The proposed guidance in the FCA's consultation paper (CP16/26) and the PRA's consultation paper (CP34/16) set out:

  • The circumstances in which the regulators will apply the duty of responsibility;
  • A non-exhaustive list of considerations that may be relevant when determining whether a senior manager was responsible for the management of any of a firm's activities in relation to which a contravention of a relevant requirement by the firm occurred; and
  • A non-exhaustive list of considerations the regulators will keep in mind when determining whether or not a senior manager took such steps as a person in their position could reasonably be expected to take to avoid the firm's contravention occurring or continuing.

The proposed guidance issued by the FCA, which is not prescriptive, identifies a number of matters that it will take into account when assessing whether a senior manager has taken adequate steps to avoid a firm contravention occurring, including whether the senior manager:

  • exercised reasonable care when considering information available to them;
  • had, or should have had, knowledge of regulatory concerns;
  • acted in accordance with their statutory, common law and other legal obligations, including but not limited to, those set out in the Companies Act 2006, the FCA handbook(including
  • the Code of Conduct), and the UK Corporate Governance Code;
  • took reasonable steps to ensure that any delegation of their responsibilities, where this was itself reasonable, was to an appropriate person;
  • ensured that reporting lines, whether in the UK or overseas, in relation to their area, were clear to staff and operated effectively;
  • took reasonable steps to satisfy themselves, that, the firm had appropriate policies and procedures for reviewing the competence, knowledge, skills and performance of each individual member of staff in their area;
  • took reasonable steps to ensure an orderly transition when they were replaced in the performance of their function;
  • failed to take reasonable steps to understand and inform themselves about the firm’s activities for which they were responsible; and
  • took reasonable steps to ensure that, where they were involved in a collective decision affecting the firm’s activities for which they were responsible, they informed themselves of the relevant matters before taking part in the decision.

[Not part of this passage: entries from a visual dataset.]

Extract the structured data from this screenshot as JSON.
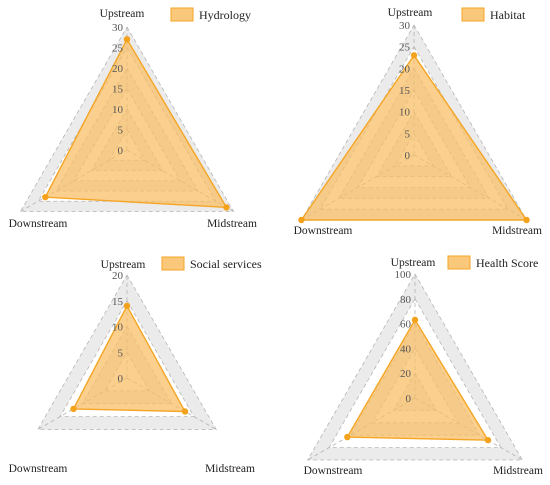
{
  "style": {
    "fill_color": "#F9BE63",
    "fill_opacity": 0.72,
    "stroke_color": "#F4A524",
    "point_color": "#F4A21C",
    "grid_band_color": "#EBEBEB",
    "grid_line_color": "#B5B5B5"
  },
  "chart_data": [
    {
      "type": "radar",
      "axes": [
        "Upstream",
        "Midstream",
        "Downstream"
      ],
      "series": [
        {
          "name": "Hydrology",
          "values": [
            27,
            28,
            23
          ]
        }
      ],
      "rlim": [
        0,
        30
      ],
      "ticks": [
        0,
        5,
        10,
        15,
        20,
        25,
        30
      ],
      "tick_labels": [
        "0",
        "5",
        "10",
        "15",
        "20",
        "25",
        "30"
      ],
      "grid": true,
      "legend_position": "top-right"
    },
    {
      "type": "radar",
      "axes": [
        "Upstream",
        "Midstream",
        "Downstream"
      ],
      "series": [
        {
          "name": "Habitat",
          "values": [
            23,
            30,
            30
          ]
        }
      ],
      "rlim": [
        0,
        30
      ],
      "ticks": [
        0,
        5,
        10,
        15,
        20,
        25,
        30
      ],
      "tick_labels": [
        "0",
        "5",
        "10",
        "15",
        "20",
        "25",
        "30"
      ],
      "grid": true,
      "legend_position": "top-right"
    },
    {
      "type": "radar",
      "axes": [
        "Upstream",
        "Midstream",
        "Downstream"
      ],
      "series": [
        {
          "name": "Social services",
          "values": [
            14,
            13,
            12
          ]
        }
      ],
      "rlim": [
        0,
        20
      ],
      "ticks": [
        0,
        5,
        10,
        15,
        20
      ],
      "tick_labels": [
        "0",
        "5",
        "10",
        "15",
        "20"
      ],
      "grid": true,
      "legend_position": "top-right"
    },
    {
      "type": "radar",
      "axes": [
        "Upstream",
        "Midstream",
        "Downstream"
      ],
      "series": [
        {
          "name": "Health Score",
          "values": [
            63,
            68,
            63
          ]
        }
      ],
      "rlim": [
        0,
        100
      ],
      "ticks": [
        0,
        20,
        40,
        60,
        80,
        100
      ],
      "tick_labels": [
        "0",
        "20",
        "40",
        "60",
        "80",
        "100"
      ],
      "grid": true,
      "legend_position": "top-right"
    }
  ]
}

Whilst the FCA and PRA have produced guidance which is consistent the PRA has listed in the proposed revisions to the PRA's supervisory statement 28/15 other factors that it proposes to take into account when assessing the conduct of senior managers including whether the senior manager:

  • obtained appropriate internal management information, and critically interrogated and monitored that information;
  • raised issues, reviewed issues, and followed them up with relevant staff, committees and boards;
  • ensured that the firm and/or relevant area had adequate resources, and that these were appropriately deployed, including for risk and control functions; and
  • had awareness of relevant external developments, including key risks.

Both consultations close to responses on 9 January 2017.